Lorsqu’il eut reposé sa tasse vide, Pierre-Augustin alla prendre sur l’un des buffets un grand coffret en bois des îles et l’apporta tout ouvert, révélant la belle couleur brun clair des cigares qu’il contenait.
— Usez-vous de cela, chevalier ? L’Américain que vous avez été doit avoir essayé au moins une fois, là-bas, à ce que l’on dit être l’un des plaisirs de l’existence ? Personnellement, j’en use parfois mais rarement.
— En effet, dit Gilles en prenant l’un des soyeux cylindres qu’il huma avec délices et tourna un moment entre ses doigts avant d’en offrir l’extrémité à la flamme d’une bougie. J’ai pris, là-bas, le goût de fumer le tabac de Virginie et aussi le cigare, mais j’avoue, pour celui-ci, n’avoir pas eu l’occasion d’en goûter depuis la table de l’amiral de Grasse en rade de Yorktown. Vous êtes heureux d’en posséder, monsieur de Beaumarchais. Mais vous avez, je crois, de grands intérêts en Amérique ?

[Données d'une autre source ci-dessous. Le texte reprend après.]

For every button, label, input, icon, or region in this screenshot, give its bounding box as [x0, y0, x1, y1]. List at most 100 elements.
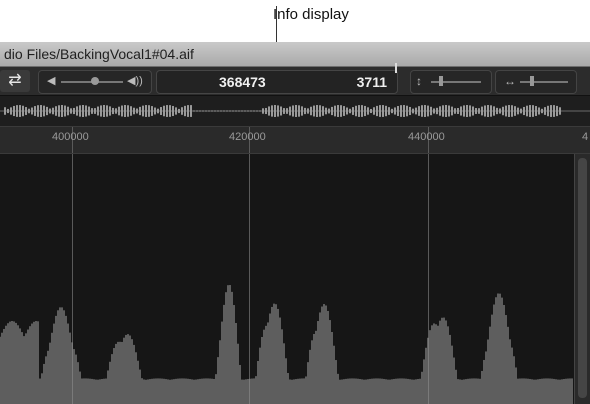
overview-sample [88, 106, 90, 116]
overview-sample [259, 110, 261, 112]
vertical-zoom-icon: ↕ [416, 74, 422, 88]
overview-sample [310, 106, 312, 116]
overview-sample [175, 107, 177, 115]
vertical-zoom-slider[interactable]: ↕ [410, 70, 492, 94]
overview-sample [301, 106, 303, 116]
overview-sample [265, 107, 267, 115]
overview-sample [487, 105, 489, 117]
overview-sample [499, 108, 501, 114]
overview-sample [280, 106, 282, 116]
overview-sample [553, 105, 555, 117]
overview-sample [130, 106, 132, 116]
time-ruler[interactable]: 400000 420000 440000 4 [0, 127, 590, 154]
overview-sample [292, 105, 294, 117]
overview-sample [373, 107, 375, 115]
overview-sample [322, 106, 324, 116]
overview-sample [46, 106, 48, 116]
scrollbar-thumb[interactable] [578, 158, 587, 398]
overview-sample [490, 105, 492, 117]
overview-sample [196, 110, 198, 112]
overview-sample [436, 107, 438, 115]
overview-sample [367, 107, 369, 115]
overview-sample [103, 105, 105, 117]
volume-slider[interactable]: ◀ ◀)) [38, 70, 152, 94]
overview-sample [289, 106, 291, 116]
overview-sample [133, 107, 135, 115]
overview-sample [76, 106, 78, 116]
overview-sample [106, 105, 108, 117]
toolbar: ⇄ ◀ ◀)) 368473 3711 ↕ ↔ [0, 63, 590, 96]
overview-sample [205, 110, 207, 112]
overview-sample [109, 106, 111, 116]
overview-sample [31, 107, 33, 115]
overview-sample [238, 110, 240, 112]
waveform-svg [0, 285, 573, 404]
overview-sample [274, 105, 276, 117]
overview-sample [94, 108, 96, 114]
sample-editor-window: dio Files/BackingVocal1#04.aif ⇄ ◀ ◀)) 3… [0, 42, 590, 404]
overview-sample [247, 110, 249, 112]
loop-button[interactable]: ⇄ [0, 70, 30, 92]
overview-sample [148, 105, 150, 117]
horizontal-zoom-knob[interactable] [530, 76, 534, 86]
overview-sample [319, 105, 321, 117]
overview-sample [349, 108, 351, 114]
overview-sample [61, 105, 63, 117]
overview-sample [7, 108, 9, 114]
volume-knob[interactable] [91, 77, 99, 85]
overview-sample [70, 108, 72, 114]
overview-sample [430, 106, 432, 116]
overview-sample [352, 107, 354, 115]
info-display-length: 3711 [356, 74, 387, 90]
horizontal-zoom-slider[interactable]: ↔ [495, 70, 577, 94]
overview-sample [13, 105, 15, 117]
overview-sample [97, 106, 99, 116]
overview-sample [394, 107, 396, 115]
overview-sample [331, 106, 333, 116]
overview-sample [25, 107, 27, 115]
overview-sample [541, 108, 543, 114]
overview-sample [52, 107, 54, 115]
overview-sample [211, 110, 213, 112]
overview-sample [283, 108, 285, 114]
overview-sample [406, 105, 408, 117]
vertical-scrollbar[interactable] [574, 154, 590, 404]
overview-sample [193, 110, 195, 112]
overview-sample [508, 105, 510, 117]
speaker-low-icon: ◀ [47, 75, 56, 87]
horizontal-zoom-track[interactable] [520, 81, 568, 83]
overview-sample [163, 105, 165, 117]
overview-sample [397, 106, 399, 116]
title-bar[interactable]: dio Files/BackingVocal1#04.aif [0, 42, 590, 67]
overview-sample [364, 105, 366, 117]
overview-sample [493, 106, 495, 116]
overview-sample [514, 106, 516, 116]
overview-sample [22, 105, 24, 117]
overview-sample [424, 105, 426, 117]
waveform-editor[interactable] [0, 154, 574, 404]
overview-sample [559, 107, 561, 115]
overview-sample [250, 110, 252, 112]
overview-sample [307, 108, 309, 114]
overview-sample [58, 105, 60, 117]
overview-sample [115, 108, 117, 114]
overview-sample [169, 105, 171, 117]
overview-sample [166, 105, 168, 117]
overview-sample [325, 107, 327, 115]
overview-sample [208, 110, 210, 112]
overview-sample [262, 108, 264, 114]
overview-sample [154, 107, 156, 115]
overview-sample [391, 108, 393, 114]
overview-sample [64, 105, 66, 117]
overview-sample [355, 105, 357, 117]
overview-sample [481, 106, 483, 116]
overview-sample [472, 106, 474, 116]
overview-sample [181, 107, 183, 115]
overview-sample [253, 110, 255, 112]
ruler-tick-label: 420000 [229, 131, 266, 143]
overview-sample [178, 108, 180, 114]
waveform-overview[interactable] [0, 96, 590, 127]
overview-sample [241, 110, 243, 112]
overview-sample [172, 105, 174, 117]
vertical-zoom-knob[interactable] [439, 76, 443, 86]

L’écrivain se mit à rire tout en sacrifiant, lui aussi, au rite minutieux de l’allumage.
— De grands intérêts, en effet, si grands même qu’on semble les oublier assez facilement au Congrès. Ceci, joint au café que vous venez de boire, au thé et à quelques autres ingrédients, est à peu près tout ce que m’a laissé, en fait de profit, la maison Rodrigue Hortalez et Cie que j’avais fondée ici même.
En effet, en 1776, comme l’avait fait d’ailleurs le financier Leray de Chaumont (mais celui-là avec sa propre fortune), Beaumarchais, afin de dissimuler l’aide que la France apportait aux révoltés d’Amérique, avait fondé une maison de commerce au capital d’un million de livres fourni par le gouvernement, chargée de fournir à l’Amérique armes, munitions et vêtements militaires. Ami du grandiose comme toujours, il s’était lancé là dans une affaire énorme dont il espérait des bénéfices substantiels. Après avoir frété des navires, dont l’un le Fier Rodrigue lui appartenait, il avait expédié des canons, des mortiers, des bombes, des fusils, comptant sur la bonne foi américaine pour le paiement de tout cela. Mais, passé le danger adieu le saint, et la victoire acquise, les jeunes États-Unis oubliaient joyeusement les efforts financiers faits par leurs amis français. La maison Rodrigue Hortalez avait dû fermer boutique laissant son chef sur la corde raide.